●余命3ヶ月



占いに来る方は、パッピーな方だけとは限らない。




いや、むしろ、悩みを抱えた人や、


将来に不安を抱えた人の方が多いのかもしれない。











ある女性がみえた。


母親がガンで、医者に余命3ヶ月と言われたそうだ。




母には、とても伝えられない。





悲しい毎日で、


家に居られなくて、つい足が占いに向いたという。







父親は、3年前に家を出て行ったという。


母一人、娘一人の母子家庭。






そして、


今、母親が余命3ヶ月なのだ。




3年間、母が昼夜働いて、


私を大学に入れてくれたんです。





どうしてこんな不幸が・・・・







彼女は泣いていないが、


心の中は、土砂降りだろう。













そんな時、


たかが、占い師などに何が出来ようか。


















何も出来ないのだけど・・・

















私は彼女に、目をつぶってもらった。












「目をつぶって、そして頭の中でイメージしてください。
 
 貴方は、今から半年後にいます。






 お母様の葬式も終え、貴方は家に独りでいます。






 仏壇には母親の写真が飾ってあります。







 その時、貴方はどんな気持ちですか?」








すると、


彼女は、






「すごく淋しいです。


 どうしたらいいか分らず、仏壇の前で泣いています。」












「たった一人で家の中。


 それは淋しいですね。悲しいでしょうね。


 今まで一緒に暮らしてきた母親がいない家ですから。」









「では、その時、


 神様がたった1つだけ、





 貴方の願いを叶えてあげると言ったら、






 どんな事をお願いしますか?」










「淋しいです。母に会いたいです





 もっと、親孝行しておけば良かったです。」














「目を開けていいですよ。

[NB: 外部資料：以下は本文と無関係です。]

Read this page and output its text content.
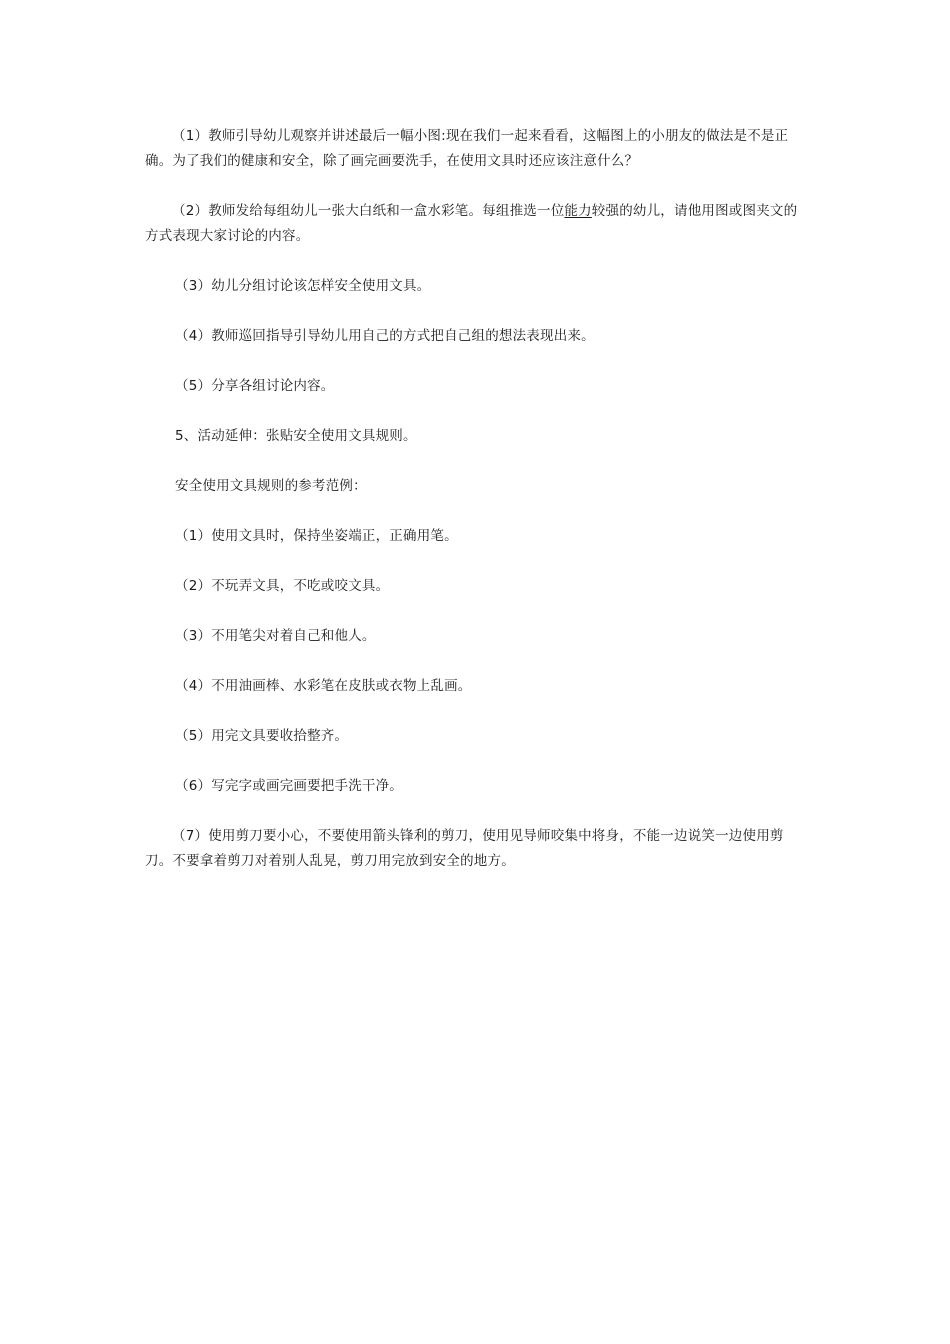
（1）教师引导幼儿观察并讲述最后一幅小图:现在我们一起来看看，这幅图上的小朋友的做法是不是正确。为了我们的健康和安全，除了画完画要洗手，在使用文具时还应该注意什么？

（2）教师发给每组幼儿一张大白纸和一盒水彩笔。每组推选一位能力较强的幼儿，请他用图或图夹文的方式表现大家讨论的内容。

（3）幼儿分组讨论该怎样安全使用文具。

（4）教师巡回指导引导幼儿用自己的方式把自己组的想法表现出来。

（5）分享各组讨论内容。

5、活动延伸：张贴安全使用文具规则。

安全使用文具规则的参考范例：

（1）使用文具时，保持坐姿端正，正确用笔。

（2）不玩弄文具，不吃或咬文具。

（3）不用笔尖对着自己和他人。

（4）不用油画棒、水彩笔在皮肤或衣物上乱画。

（5）用完文具要收拾整齐。

（6）写完字或画完画要把手洗干净。

（7）使用剪刀要小心，不要使用箭头锋利的剪刀，使用见导师咬集中将身，不能一边说笑一边使用剪刀。不要拿着剪刀对着别人乱晃，剪刀用完放到安全的地方。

」










半年後、お母様はいないかもしれません。





でも、





今はいます。







今、家に帰れば、


お母様は、笑ってくれ、


貴方を見てくれ、話しかけてもくれ、


貴方の作った物も食べてくれます。






一緒にテレビも見て、


一緒に寝る事もできます。




そして、今なら、


親孝行も出来ます。







お母様が亡くなった後の事を少しでも考えると、




「今、この3ヶ月は、


 本当は貴方にとって、幸せな時間なのですよ。」






「今なら、母親に会えるのです。


 決して不幸な時期ではありませんよ。」






後にどんなに望んでも、


戻ってこない時間の中に貴方はいます。





どんなにお金を積んでも、


戻れない貴重な時間の中に貴方は今いるんですよ。






「この3ヶ月は貴方が神様にお願いした唯一の願い。


 もう一度、母親に会いたい。というのが叶った時期です。



 悲しんでいる時間はもったいないですよ。


 母親に会える幸せな時間です。


 後で悔いが残らないように、思った事を全てやりましょうね。」





すると、彼女は、




「この近くに、


 母さんの好きなヨウカンが売ってるんです。


 2つ買って帰ります。


 あと、ディズニーランドに一緒に行きます。


 今まで、一度も行けなかったから・・」





彼女はそう言って帰っていった。









後から考えてみて、


本当は、とても貴重な時間である時期を、



不幸だと思って過ごしてはもったいないのである。










いっぱい、いっぱい甘えて


いっぱい、いっぱい親孝行する。


きっと、そんな母娘の3ヶ月になるだろう。